Antigen presentation by MHC class II molecules can be enhanced by paraformaldehyde fixation of antigen-presenting cells prior to assay. This treatment might be expected to aggregate membrane proteins and thus stabilize and strengthen transient protein-protein interactions involved in intercellular cooperation. Rotational and lateral dynamics of the MHC class II antigen I-A d on A20 cells fixed with various concentrations of paraformaldehyde were examined by time- resolved phosphorescence anisotropy and fluorescence photobleaching recovery, respectively. Probes were erythrosin and tetramethylrhodamine conjugates of MKD6 Fab fragments. Increasing concentrations of paraformaldehyde progressively increased I-A d 's limiting anisotropy at 4 degrees Celsius above the value of 0.042 seen in untreated cells while leaving the rotational correlation time of 22 microsecond unchanged.

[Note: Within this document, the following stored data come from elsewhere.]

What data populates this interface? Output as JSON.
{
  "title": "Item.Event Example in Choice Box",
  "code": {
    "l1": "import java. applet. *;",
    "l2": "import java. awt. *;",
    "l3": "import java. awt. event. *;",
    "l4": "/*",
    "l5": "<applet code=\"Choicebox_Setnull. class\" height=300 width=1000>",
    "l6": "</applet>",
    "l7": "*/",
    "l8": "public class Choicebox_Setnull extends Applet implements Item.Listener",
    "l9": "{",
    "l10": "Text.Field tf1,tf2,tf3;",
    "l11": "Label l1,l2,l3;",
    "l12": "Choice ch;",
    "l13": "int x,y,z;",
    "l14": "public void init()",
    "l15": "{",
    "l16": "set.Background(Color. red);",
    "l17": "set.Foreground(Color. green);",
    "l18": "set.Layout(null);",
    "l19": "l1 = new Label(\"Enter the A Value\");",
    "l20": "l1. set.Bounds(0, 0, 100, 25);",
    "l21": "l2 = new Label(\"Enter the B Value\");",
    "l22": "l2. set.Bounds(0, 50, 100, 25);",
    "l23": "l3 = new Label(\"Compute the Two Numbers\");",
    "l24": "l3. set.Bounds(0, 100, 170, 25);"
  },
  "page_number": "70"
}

On the other hand, translational diffusion coefficients decreased from about 2 X 10 -10 cm 2 sec -1 while recovery remained unchanged at 40 - 50%. Together these results suggest that fixation crosslinks class II molecules with each other or with other membrane proteins into structures large enough (greater than 500,000 kDa) to appear rotationally immobile but small enough to diffuse translationally with size-dependent rates. Fixation effects on both class II rotation and lateral diffusion are half-maximal at paraformaldehyde concentrations of approximately 0.2%. Possible relations between biology of class II effector functions and physical sizes of fixation-induced aggregates are discussed.